De manière plus glo­bale, pour un site qui vit du dia­logue des cultures et des échanges inter­na­tio­naux, la mon­tée des natio­na­lismes n’est pas une bonne nou­velle. Mais, il faut faire atten­tion au bruit média­tique. Si l’Europe est atta­quée de l’intérieur et de l’extérieur, c’est qu’elle com­mence vrai­ment à exis­ter et à être forte. Ce n’est plus un petit pro­jet idéa­liste, fra­gile et sym­pa­thique, mais une enti­té capable de dic­ter sa loi aux GAFA. C’est l’ingénieur télé­com qui reprend le des­sus sur ces ques­tions : quelle par­tie relève du bruit ? quelle par­tie relève du signal ? À court terme, le Brexit n’a eu aucun impact sur notre tra­fic. Le dum­ping du gou­ver­ne­ment bri­tan­nique sur la livre ster­ling a stop­pé net notre crois­sance sur ce segment.

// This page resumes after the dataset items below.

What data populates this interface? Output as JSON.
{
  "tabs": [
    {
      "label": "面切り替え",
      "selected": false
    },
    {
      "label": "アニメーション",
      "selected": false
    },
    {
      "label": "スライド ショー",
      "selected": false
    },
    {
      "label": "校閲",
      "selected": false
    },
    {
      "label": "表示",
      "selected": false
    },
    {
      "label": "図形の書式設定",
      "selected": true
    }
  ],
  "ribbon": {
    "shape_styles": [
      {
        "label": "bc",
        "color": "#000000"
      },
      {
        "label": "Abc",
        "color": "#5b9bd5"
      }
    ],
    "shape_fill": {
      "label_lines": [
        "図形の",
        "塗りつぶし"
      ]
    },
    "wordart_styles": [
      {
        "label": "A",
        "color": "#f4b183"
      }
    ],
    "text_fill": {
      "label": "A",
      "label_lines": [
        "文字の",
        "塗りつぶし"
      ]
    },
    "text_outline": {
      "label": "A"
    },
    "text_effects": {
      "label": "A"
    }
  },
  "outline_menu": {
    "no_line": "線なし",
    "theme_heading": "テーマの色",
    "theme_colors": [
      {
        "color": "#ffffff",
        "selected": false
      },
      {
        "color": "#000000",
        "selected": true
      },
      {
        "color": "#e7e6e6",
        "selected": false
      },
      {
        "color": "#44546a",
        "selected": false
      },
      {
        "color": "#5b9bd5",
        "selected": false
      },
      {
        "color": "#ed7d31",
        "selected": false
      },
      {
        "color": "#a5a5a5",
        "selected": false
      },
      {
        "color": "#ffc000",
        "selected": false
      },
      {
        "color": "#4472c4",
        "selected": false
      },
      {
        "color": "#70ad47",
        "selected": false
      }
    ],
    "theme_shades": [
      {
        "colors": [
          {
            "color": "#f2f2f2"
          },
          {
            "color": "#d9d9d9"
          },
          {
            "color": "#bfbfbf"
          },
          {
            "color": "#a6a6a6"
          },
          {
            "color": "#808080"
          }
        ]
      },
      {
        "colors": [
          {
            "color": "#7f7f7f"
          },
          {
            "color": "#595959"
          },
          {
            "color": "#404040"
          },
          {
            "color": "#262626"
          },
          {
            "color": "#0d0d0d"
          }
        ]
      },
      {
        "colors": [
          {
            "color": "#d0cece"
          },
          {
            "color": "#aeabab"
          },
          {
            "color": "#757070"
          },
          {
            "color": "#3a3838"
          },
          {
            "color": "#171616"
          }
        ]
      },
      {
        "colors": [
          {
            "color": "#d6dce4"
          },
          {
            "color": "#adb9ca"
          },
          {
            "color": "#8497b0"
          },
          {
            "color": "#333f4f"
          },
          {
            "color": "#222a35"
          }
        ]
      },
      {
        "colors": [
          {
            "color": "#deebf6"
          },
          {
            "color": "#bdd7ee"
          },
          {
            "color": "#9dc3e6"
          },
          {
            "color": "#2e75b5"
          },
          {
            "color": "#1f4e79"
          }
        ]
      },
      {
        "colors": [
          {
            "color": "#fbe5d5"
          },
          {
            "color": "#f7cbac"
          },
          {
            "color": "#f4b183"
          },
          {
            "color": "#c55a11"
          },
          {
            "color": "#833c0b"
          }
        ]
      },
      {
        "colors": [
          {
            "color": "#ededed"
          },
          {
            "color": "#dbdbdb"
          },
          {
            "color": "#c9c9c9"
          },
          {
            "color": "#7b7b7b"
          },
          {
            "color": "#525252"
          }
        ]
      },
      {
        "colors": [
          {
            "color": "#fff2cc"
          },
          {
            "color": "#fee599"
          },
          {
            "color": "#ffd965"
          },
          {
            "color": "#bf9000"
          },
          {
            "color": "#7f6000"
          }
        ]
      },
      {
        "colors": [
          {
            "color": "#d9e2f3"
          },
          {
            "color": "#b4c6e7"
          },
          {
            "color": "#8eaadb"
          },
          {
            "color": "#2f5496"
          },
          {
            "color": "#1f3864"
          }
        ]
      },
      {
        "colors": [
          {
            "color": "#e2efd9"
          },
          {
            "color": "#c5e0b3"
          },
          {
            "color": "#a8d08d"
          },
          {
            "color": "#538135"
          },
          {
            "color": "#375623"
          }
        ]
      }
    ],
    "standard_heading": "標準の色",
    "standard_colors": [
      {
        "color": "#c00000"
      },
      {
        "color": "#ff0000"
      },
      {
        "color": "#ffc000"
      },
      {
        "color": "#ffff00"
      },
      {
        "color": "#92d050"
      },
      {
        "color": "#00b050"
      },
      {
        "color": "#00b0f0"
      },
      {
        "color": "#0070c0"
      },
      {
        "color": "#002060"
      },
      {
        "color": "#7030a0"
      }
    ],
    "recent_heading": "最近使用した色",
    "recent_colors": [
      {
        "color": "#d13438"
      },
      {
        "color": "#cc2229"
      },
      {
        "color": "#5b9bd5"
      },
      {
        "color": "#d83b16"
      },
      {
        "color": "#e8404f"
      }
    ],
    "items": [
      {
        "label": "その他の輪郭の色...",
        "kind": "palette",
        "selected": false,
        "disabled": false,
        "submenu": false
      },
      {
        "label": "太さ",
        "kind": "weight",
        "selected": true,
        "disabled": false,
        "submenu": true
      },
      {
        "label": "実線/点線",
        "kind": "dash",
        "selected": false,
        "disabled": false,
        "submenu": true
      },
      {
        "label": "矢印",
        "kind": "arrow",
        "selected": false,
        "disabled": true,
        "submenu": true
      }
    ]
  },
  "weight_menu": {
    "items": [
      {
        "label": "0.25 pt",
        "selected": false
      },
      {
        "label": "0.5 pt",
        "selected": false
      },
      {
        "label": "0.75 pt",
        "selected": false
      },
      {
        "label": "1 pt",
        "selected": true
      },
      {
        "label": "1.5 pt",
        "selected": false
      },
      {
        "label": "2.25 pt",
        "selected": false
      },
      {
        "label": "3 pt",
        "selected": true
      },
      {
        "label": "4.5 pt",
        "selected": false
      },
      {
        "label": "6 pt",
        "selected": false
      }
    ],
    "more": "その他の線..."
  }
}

Les X et l’immobilier, une histoire d’amour… ou non ?

Para­doxa­le­ment, mon métier n’est pas tant l’immobilier, qui est le métier de mes clients agents immo­bi­liers. Le métier de Green-Acres, c’est celui dit de « l’économie de la pla­te­forme », autre­ment dit, le déve­lop­pe­ment d’outils per­met­tant de moder­ni­ser la mise en rela­tion. L’économie de la pla­te­forme est pro­pice à l’implication d’X : peu de capi­taux sont néces­saires, les enjeux tech­niques sont nom­breux et com­plexes, et les tech­no­lo­gies chan­geant rapi­de­ment, le der­nier arri­vé béné­fi­cie d’une prime d’agilité pour lut­ter contre les bar­rières à l’entrée. Avec quelques cama­rades entre­pre­neurs nous avons mon­té un groupe de tra­vail pour nous sou­te­nir les uns les autres et nous chal­len­ger dans nos idées autour de la disruption.